Hi,
I’ve realized that torchvision as well as other libraries suck as skvideo and opencv retrieve less amount of frames than ffmpeg.
Video example: https://drive.google.com/file/d/1DIRsDf1SrLOTGbVejoL-PEIlxDPP0LMC/view?usp=sharing
Context:
I’m rencoding a dataset of youtube videos to 25.0 FPS via ffmpeg
Recording (.mkv) contains audio stream and video stream.
Both streams are same duration (according to metadata info from ffprobe)
Audio stream’s duration match the ones stated by metadata
Extracting frames via unix command line with ffmpeg provides a proper amount of frames (3688 in case of the given video example)
ffmpeg -i /media/jfm/Slave/SkDataset/videos/cello/1u3yHICR_BU.mkv %05d.bmp
Extracting frames via imageio matches the one from unix ffmpeg.

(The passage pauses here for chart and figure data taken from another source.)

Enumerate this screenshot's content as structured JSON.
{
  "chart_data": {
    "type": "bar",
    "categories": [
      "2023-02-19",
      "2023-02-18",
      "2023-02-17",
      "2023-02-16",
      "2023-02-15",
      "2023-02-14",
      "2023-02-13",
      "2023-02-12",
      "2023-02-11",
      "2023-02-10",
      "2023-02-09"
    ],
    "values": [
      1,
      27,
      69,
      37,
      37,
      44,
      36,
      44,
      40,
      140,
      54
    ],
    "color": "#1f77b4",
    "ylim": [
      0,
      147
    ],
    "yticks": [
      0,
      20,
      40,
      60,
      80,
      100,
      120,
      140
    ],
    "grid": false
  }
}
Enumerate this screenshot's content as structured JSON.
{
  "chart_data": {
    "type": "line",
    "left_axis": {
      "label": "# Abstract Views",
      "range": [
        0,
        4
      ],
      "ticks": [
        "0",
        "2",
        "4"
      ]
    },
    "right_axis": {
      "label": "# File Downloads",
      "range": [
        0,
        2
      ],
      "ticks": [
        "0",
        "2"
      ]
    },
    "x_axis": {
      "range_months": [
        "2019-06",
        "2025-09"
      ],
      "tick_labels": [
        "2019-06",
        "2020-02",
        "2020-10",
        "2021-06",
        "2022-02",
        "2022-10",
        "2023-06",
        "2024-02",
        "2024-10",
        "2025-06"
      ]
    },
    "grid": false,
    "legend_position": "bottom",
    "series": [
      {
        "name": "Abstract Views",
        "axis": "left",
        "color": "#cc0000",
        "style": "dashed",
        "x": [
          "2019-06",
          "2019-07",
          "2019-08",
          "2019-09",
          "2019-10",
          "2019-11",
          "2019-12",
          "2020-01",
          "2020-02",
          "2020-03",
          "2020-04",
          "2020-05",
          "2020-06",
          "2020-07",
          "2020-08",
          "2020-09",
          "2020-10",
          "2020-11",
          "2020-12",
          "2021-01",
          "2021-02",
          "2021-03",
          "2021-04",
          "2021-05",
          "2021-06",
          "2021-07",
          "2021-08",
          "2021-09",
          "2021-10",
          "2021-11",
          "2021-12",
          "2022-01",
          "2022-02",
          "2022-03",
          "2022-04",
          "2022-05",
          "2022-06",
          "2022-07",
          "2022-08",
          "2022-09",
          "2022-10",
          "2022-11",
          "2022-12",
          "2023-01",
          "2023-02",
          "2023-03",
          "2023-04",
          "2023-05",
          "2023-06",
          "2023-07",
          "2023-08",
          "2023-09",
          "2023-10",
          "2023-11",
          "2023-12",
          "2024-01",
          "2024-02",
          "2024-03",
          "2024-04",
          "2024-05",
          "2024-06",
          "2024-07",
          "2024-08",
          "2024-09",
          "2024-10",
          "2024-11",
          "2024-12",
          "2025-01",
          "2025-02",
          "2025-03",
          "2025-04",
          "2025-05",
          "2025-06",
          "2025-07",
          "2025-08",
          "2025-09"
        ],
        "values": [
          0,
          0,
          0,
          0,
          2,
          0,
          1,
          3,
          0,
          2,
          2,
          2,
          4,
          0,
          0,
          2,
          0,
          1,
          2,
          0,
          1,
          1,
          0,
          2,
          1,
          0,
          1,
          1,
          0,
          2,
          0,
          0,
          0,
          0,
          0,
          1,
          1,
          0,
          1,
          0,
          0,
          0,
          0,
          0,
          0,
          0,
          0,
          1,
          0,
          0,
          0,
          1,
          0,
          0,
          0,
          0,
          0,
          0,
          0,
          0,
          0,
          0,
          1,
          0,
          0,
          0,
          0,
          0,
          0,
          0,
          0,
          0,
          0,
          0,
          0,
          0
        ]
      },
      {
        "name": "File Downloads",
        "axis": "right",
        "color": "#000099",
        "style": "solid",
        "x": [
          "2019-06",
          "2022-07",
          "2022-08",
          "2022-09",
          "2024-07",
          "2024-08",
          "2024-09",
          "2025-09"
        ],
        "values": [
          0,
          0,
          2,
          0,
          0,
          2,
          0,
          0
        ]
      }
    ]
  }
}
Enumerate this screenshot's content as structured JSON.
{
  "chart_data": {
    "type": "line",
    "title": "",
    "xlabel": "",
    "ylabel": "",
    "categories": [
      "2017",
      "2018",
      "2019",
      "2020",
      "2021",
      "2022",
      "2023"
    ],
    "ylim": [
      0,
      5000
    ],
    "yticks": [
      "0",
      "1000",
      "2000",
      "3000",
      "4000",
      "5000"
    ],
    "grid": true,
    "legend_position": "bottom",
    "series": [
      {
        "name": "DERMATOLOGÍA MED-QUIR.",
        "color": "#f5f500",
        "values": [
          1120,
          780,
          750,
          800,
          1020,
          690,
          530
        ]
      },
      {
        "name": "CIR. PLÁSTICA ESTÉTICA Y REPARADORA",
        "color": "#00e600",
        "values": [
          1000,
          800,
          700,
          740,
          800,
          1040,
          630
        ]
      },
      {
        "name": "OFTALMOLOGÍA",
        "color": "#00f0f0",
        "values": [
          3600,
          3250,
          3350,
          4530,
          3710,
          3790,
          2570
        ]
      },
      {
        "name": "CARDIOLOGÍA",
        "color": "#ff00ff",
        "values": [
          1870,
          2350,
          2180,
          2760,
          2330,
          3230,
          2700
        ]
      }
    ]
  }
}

w = mimread(PATH, memtest=False)
Using other librarias like torchvision.io video reader, skvideo or even opencv videocapture gather less frames. The amount of frames are less than the expected ones. I’ve tried to debug the video reader from torchvision in order to see if it’s skipping frames with negative stamps but seems not to be the case. Altough by-default seeking point is 0. Anyway reproducing the video seems not to generate black frames indicating (I think) that the video stream contains only positive timestamps (which also makes sense since the whole video has been rencoded)
import skvideo.io
import skvideo.datasets
videodata = skvideo.io.vread(PATH)
Any idea? An example where this issue happens is given above.
btw I think @fmassa is developing the video reader.